The economy is not yet in recession again, but there has been
plenty of talk about the prospect nonetheless. This has been bolstered
by a clutch of corporations making large numbers of staff redundant.
Last week Barclaycard revealed it was cutting 1,100 staff. In the week
before that, defence company Vickers announced 650 redundancies and
Shell said it was to close its London headquarters, where it has a
workforce of 2,000.
In such a climate it is inevitable that the spotlight will fall on the
internal communications (IC) function. So how seriously is it being
taken by organisations?
’During the last recession people were seen as a much more disposable
asset,’ says Institute of Personnel and Development policy adviser
Angela Edwards. ’But with the rise of the stakeholder concept, companies
realise that they won’t get the best out of their people if they are
treated badly.’
Adrian Seward, head of internal communications for Cable and Wireless
Communications, agrees. Earlier this year he had to handle an IC
programme explaining the reasons for 1,500 job cuts. He says that
unpleasant tasks such as these are made easier by the fact that the
board involves him in important meetings on issues like change
management so that he is able to develop communications programmes at an
early stage and put management decisions in their proper business
context.
’It’s important to get the management story out, to be in control of the
story to your own people,’ says Smythe Dorward Lambert vice-chairman
Colette Dorward. ’The more open you are about what is being considered,
the better.’
Clearly it helps if corporations can point to a history of strong
management communications. Companies which only trouble themselves with
staff communications at times of crisis or when breaking unpalatable
news will be viewed with suspicion by their staff.

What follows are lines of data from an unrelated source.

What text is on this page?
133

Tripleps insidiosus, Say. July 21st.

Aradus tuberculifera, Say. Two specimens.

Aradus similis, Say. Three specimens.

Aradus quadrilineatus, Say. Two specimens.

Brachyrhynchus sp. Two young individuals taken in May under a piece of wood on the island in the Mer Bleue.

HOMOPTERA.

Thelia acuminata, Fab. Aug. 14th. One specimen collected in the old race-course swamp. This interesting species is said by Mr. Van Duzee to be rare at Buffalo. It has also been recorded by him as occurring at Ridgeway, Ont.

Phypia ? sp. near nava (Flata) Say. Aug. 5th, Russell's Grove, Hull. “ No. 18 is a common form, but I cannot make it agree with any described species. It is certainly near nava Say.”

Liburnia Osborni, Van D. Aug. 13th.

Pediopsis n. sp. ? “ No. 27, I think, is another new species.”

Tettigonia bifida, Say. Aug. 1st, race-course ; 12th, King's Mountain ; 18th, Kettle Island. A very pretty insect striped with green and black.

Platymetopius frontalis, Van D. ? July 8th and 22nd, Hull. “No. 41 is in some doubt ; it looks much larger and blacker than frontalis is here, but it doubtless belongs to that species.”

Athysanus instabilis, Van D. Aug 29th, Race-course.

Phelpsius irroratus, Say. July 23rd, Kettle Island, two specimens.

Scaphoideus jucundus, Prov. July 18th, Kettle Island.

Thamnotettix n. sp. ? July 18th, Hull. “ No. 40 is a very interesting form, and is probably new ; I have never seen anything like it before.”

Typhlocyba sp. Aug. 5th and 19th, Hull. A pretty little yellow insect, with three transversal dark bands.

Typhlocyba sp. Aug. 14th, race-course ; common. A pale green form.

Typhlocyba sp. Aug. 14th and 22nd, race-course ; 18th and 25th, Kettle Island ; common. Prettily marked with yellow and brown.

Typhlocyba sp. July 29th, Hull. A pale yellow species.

Despite the advances made in IC, there are still far too many
organisations that fall into this category. As reported in PR Week last
week, a survey carried out by Synopsis Communication Consulting into UK
and US companies found that board-level messages are still not being
communicated effectively to employees.
Just 55 per cent of UK organisations had board level IC
representation.
And, where there was board level representation it was most frequently
in the shape of a human resources director: 33 per cent, compared to a
mere 13 per cent which gave the board responsibility to a communication
director.
Although IC heads tend to report to either the personnel or corporate
communications departments, many feel that those with PR skills are the
ones best suited to running the IC function.
’The people who can really hack it are those with in-depth PR
experience,’ says Bass Brewers IC director Mike Maryon.
Maryon is also chairman of the IPR’s special interest group on IC. The
growth of which, he says, is proof positive of the increasing
seriousness with which corporations are regarding the discipline.
However, a change in attitudes can seldom be achieved by simply pumping
out information to the workforce.
Staff are increasingly being given more information, responsibility and
freedom to make their own decisions, particularly in streamlined
organisations, according to Maryon. ’If you do want them to go a certain
way you have to use sales, marketing and PR techniques,’ he says.
This is a theme close to the heart of Kevin Thomson, chairman of IC
specialist agency MCA. In the past, he says, companies have concentrated
on getting their product and external marketing right. In the future, he
argues, quality in these areas will be a given and differentiation will
lie in the standard and success of ’pan-company marketing,’ that is,
adapting external communications techniques for use internally.
Mike Pounsford, managing director of WPP-owned IC specialist Banner
McBride, agrees that marketing techniques such as identifying needs and
segmenting audiences can be useful in IC but cautions practitioners to
remember that employees are likely to be wary of anything that is openly
termed internal marketing. ’Employees are not like customers, they can’t
always make a choice and you’ve got to recognise that when communicating
with them,’ he says.
Much of Banner McBride’s work, for clients such as Eagle Star, the
Woolwich, Nokia and Lloyds TSB, is in the area of what Pounsford calls
’bringing the brand to life internally’ - namely making sure that
employees behave in a way that fits in with how the brand is positioned
through advertising and external relations.
Research published last week by MCA and MORI found that only nine per
cent of employees ’strongly agreed that their views and participation
are valued by their organisation’. While research among HR and IC
managers from another communication and change specialist, Hedron,
published this summer found that 87 per cent believed they could only
achieve high employee motivation if senior managers communicated ’better
than they do now’.
Selling change to staff is not simply a human resources issue. Trade
unions and the people facing redundancy are not the only groups a
company undergoing change needs to communicate with. It is just as vital
to sell change to those remaining in an organisation, and to do this
senior management need to lead from the front.